Lidia y Bruno llevaron hasta el árbol a Gaúl. Apenas si podía andar, y Penelope, al volverse, vio cómo varias almas incandescentes acechaban al hombre encapuchado y tiraban de él mientras éste se encogía con brusquedad. Sus miedos, sus frustraciones, sus vivencias se enzarzaban con él, y eso podía matarlo. Sin tiempo que perder, agarró al hombre de la mano y le espetó:
—Sé que no quieres que te toque, ni que te cure, ni que te vea, pero esta vez te lo digo en serio: o te tapas los ojos tú o te los tapo yo. Tú decides.
Tembloroso y agotado por las visiones rocambolescas que aquellos espíritus le habían mostrado de su pasado y sus miserias, Fenton murmuró con voz ajada:
—Yo… yo… me los taparé.
Ella asintió y, tras entregarle un trozo de tela, él mismo se vendó los ojos. A continuación, Penelope agarró su mano con fuerza y lo condujo hasta el lugar donde estaba el grupo. Al llegar, observó horrorizada el feo golpe que Gaúl tenía en la cabeza y que Bruno le curaba como podía.
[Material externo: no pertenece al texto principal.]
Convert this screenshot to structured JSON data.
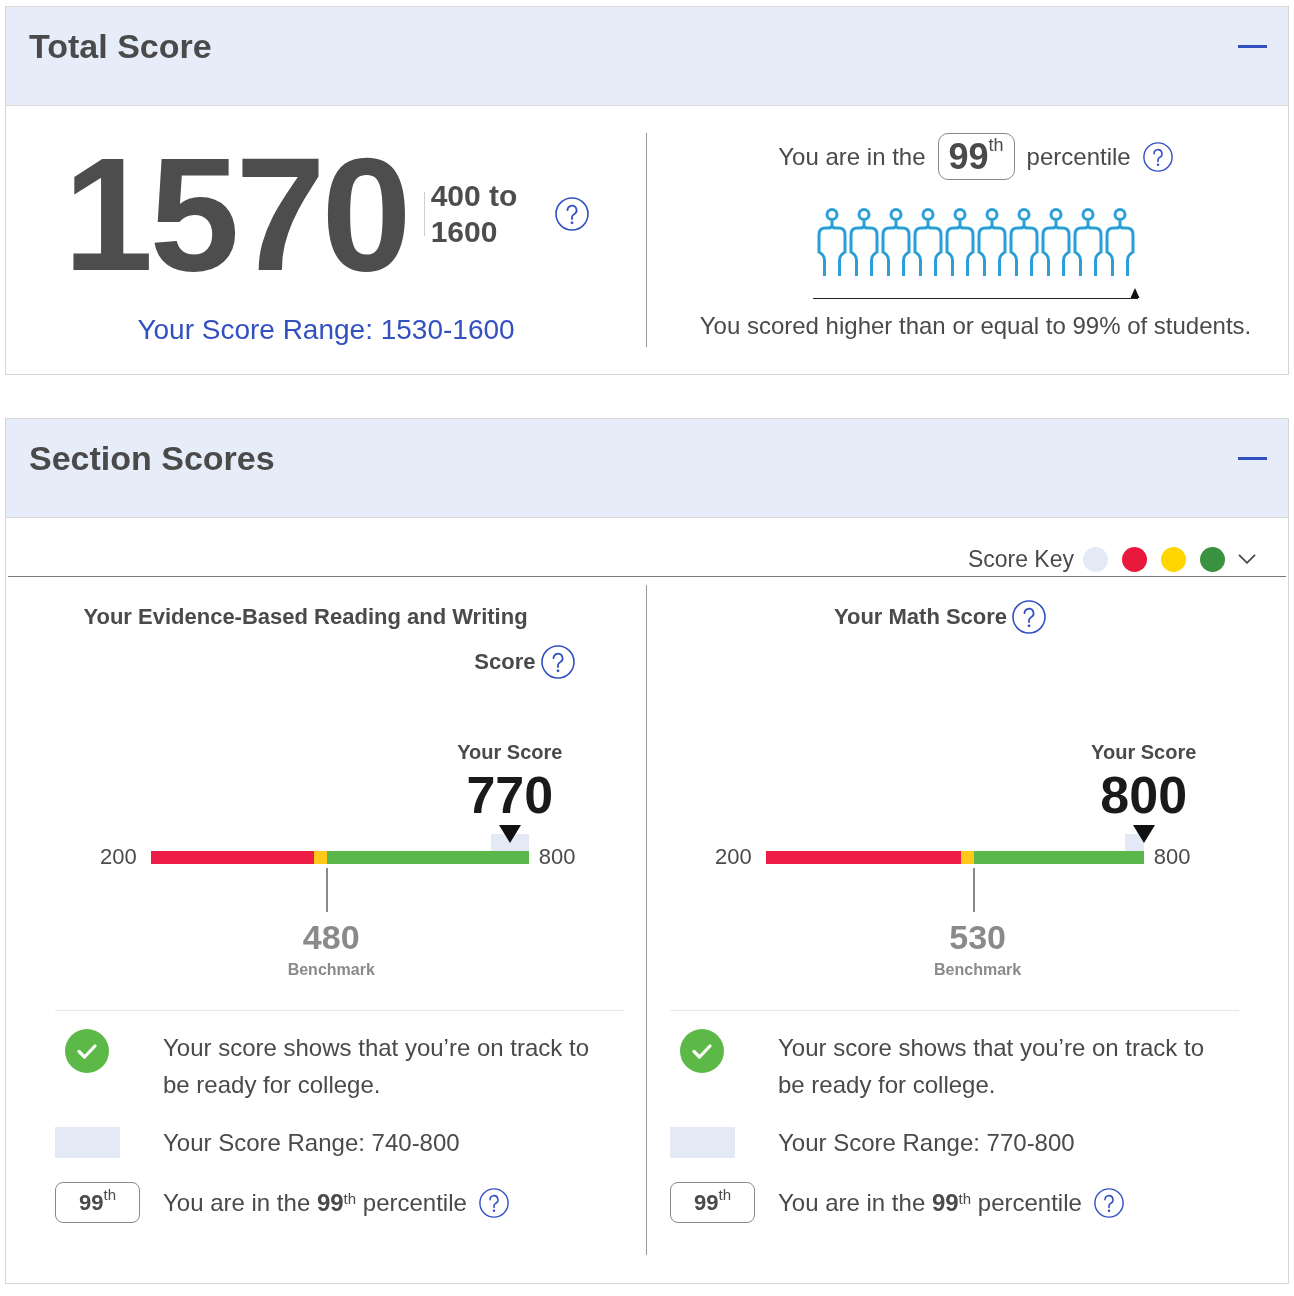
{
  "total_score": {
    "title": "Total Score",
    "expanded": true,
    "score": "1570",
    "scale": "400 to 1600",
    "score_range": "Your Score Range: 1530-1600",
    "percentile": {
      "prefix": "You are in the",
      "badge": "**99**$^{th}$",
      "suffix": "percentile",
      "level": 0.99,
      "summary": "You scored higher than or equal to 99% of students."
    }
  },
  "section_scores": {
    "title": "Section Scores",
    "expanded": true,
    "score_key": {
      "label": "Score Key",
      "expanded": false,
      "items": [
        {
          "color": "#e3eaf6"
        },
        {
          "color": "#e8193c"
        },
        {
          "color": "#ffd600"
        },
        {
          "color": "#3a9140"
        }
      ]
    },
    "sections": [
      {
        "title": "Your Evidence-Based Reading and Writing Score",
        "chart": {
          "min_label": "200",
          "max_label": "800",
          "segments": [
            {
              "color": "#ec1c46"
            },
            {
              "color": "#ffc81a"
            },
            {
              "color": "#5ab84a"
            }
          ],
          "score": {
            "label": "Your Score",
            "value": "770",
            "level": 0.95
          },
          "benchmark": {
            "value": "480",
            "label": "Benchmark",
            "level": 0.467
          }
        },
        "on_track": {
          "met": true,
          "text": "Your score shows that you’re on track to be ready for college."
        },
        "range_text": "Your Score Range: 740-800",
        "percentile_badge": "**99**$^{th}$",
        "percentile_text": "You are in the **99**$^{th}$ percentile"
      },
      {
        "title": "Your Math Score",
        "chart": {
          "min_label": "200",
          "max_label": "800",
          "segments": [
            {
              "color": "#ec1c46"
            },
            {
              "color": "#ffc81a"
            },
            {
              "color": "#5ab84a"
            }
          ],
          "score": {
            "label": "Your Score",
            "value": "800",
            "level": 1.0
          },
          "benchmark": {
            "value": "530",
            "label": "Benchmark",
            "level": 0.55
          }
        },
        "on_track": {
          "met": true,
          "text": "Your score shows that you’re on track to be ready for college."
        },
        "range_text": "Your Score Range: 770-800",
        "percentile_badge": "**99**$^{th}$",
        "percentile_text": "You are in the **99**$^{th}$ percentile"
      }
    ]
  }
}
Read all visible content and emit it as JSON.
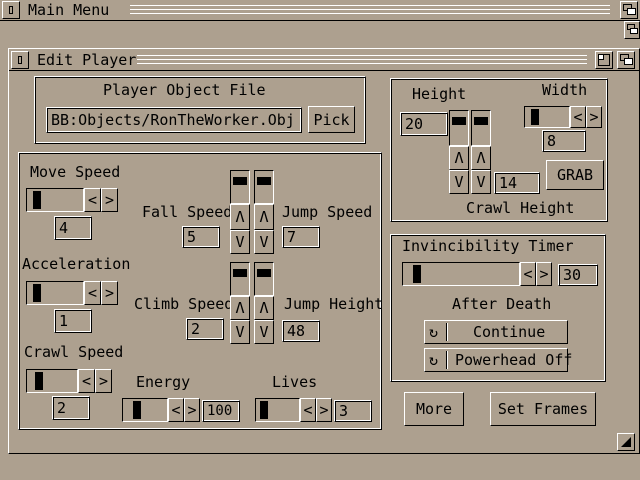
{
  "screen": {
    "title": "Main Menu"
  },
  "window": {
    "title": "Edit Player",
    "object_file": {
      "title": "Player Object File",
      "path": "BB:Objects/RonTheWorker.Obj",
      "pick_label": "Pick"
    },
    "move_speed": {
      "label": "Move Speed",
      "value": "4"
    },
    "acceleration": {
      "label": "Acceleration",
      "value": "1"
    },
    "crawl_speed": {
      "label": "Crawl Speed",
      "value": "2"
    },
    "fall_speed": {
      "label": "Fall Speed",
      "value": "5"
    },
    "jump_speed": {
      "label": "Jump Speed",
      "value": "7"
    },
    "climb_speed": {
      "label": "Climb Speed",
      "value": "2"
    },
    "jump_height": {
      "label": "Jump Height",
      "value": "48"
    },
    "energy": {
      "label": "Energy",
      "value": "100"
    },
    "lives": {
      "label": "Lives",
      "value": "3"
    },
    "height": {
      "label": "Height",
      "value": "20"
    },
    "width": {
      "label": "Width",
      "value": "8"
    },
    "crawl_height": {
      "label": "Crawl Height",
      "value": "14"
    },
    "grab_label": "GRAB",
    "invincibility": {
      "label": "Invincibility Timer",
      "value": "30"
    },
    "after_death": {
      "label": "After Death",
      "continue_label": "Continue",
      "powerhead_label": "Powerhead Off"
    },
    "more_label": "More",
    "set_frames_label": "Set Frames",
    "glyphs": {
      "left": "<",
      "right": ">",
      "up": "Λ",
      "down": "V",
      "cycle": "↻",
      "minus": "−"
    }
  }
}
A cada instante más furiosa por todo el mal que aquel villano había causado a las personas que quería, Lidia declaró:
—Dimas debe morir.
Penelope asintió con gesto fiero y, mirando a un agotado Gaúl, dijo sacándose la espada del cinto:
—Por fin podré vengar el sufrimiento de mi marido y otras muchas personas inocentes.
Fenton se disponía a replicar, pero Gaúl se le adelantó:
—He de vengar a mi amor.
Lidia lo miró y, tras cruzar una mirada con Bruno, dijo:
—Nosotras nos ocuparemos de él. —Y mirando a Gaúl sentenció—: Tranquilo, vengaré a mi hermana por ti. Te lo prometo.